Are there any ML frameworks where all dtypes must be defined or they will error?

- There are flags in torch and jax, but otherwise no, would be too annoying.
- [x] I need to understand [this](https://github.com/tinygrad/tinygrad/pull/15356) pr
  Refactoring shared logic (`bitwise_not()` and `elementwise.py`) that touched Tinygrad's inverse/min/max functions. These functions are interesting because they are dtype dependent and also require an interesting property.

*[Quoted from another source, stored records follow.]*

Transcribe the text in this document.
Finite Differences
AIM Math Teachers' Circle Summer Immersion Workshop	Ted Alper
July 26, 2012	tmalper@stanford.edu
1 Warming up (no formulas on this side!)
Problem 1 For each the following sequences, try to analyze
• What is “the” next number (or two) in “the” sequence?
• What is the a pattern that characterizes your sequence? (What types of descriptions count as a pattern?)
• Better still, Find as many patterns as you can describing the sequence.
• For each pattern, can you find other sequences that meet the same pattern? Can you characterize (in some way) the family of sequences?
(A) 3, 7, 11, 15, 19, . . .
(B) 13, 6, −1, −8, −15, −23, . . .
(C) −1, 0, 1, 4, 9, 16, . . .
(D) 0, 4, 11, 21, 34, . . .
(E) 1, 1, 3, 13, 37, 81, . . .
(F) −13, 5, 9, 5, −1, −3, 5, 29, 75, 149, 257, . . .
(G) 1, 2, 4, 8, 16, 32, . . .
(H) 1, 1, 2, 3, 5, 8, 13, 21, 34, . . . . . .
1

1. There is no MIN op in Tinygrad. MIN is just `inverse(MAX(inverse(X),inverse(Y)))`. Inverse must therefore be an [involution](https://en.wikipedia.org/wiki/Involution_(mathematics)).
2. bool, float, and int are stored differently in memory. Therefore inversion must be handled differently. (e.g. a bitwise not might be useful in inverting an int, but will scramble a float).
- [x] I need to understand [this](https://github.com/tinygrad/tinygrad/pull/15367) pr
  In order to prevent a runtime error from being raised when the user called `.gradient(some_tensor)` after writing `another_tensor.copysign(some_tensor)` there was a hack in `copysign()` that added `other.sign()*0` to link `other` to the rest of the graph so that `.backwards` could reach `other` from the root.

Mathematically, if a tensor was not connected to the root via the backwards pass, then even if its gradient wasn't materialized, its derivative with respect to the root (the loss), is 0. So the `materialize_grads` parameter was removed and gradient just returns 0 if something doesn't exist.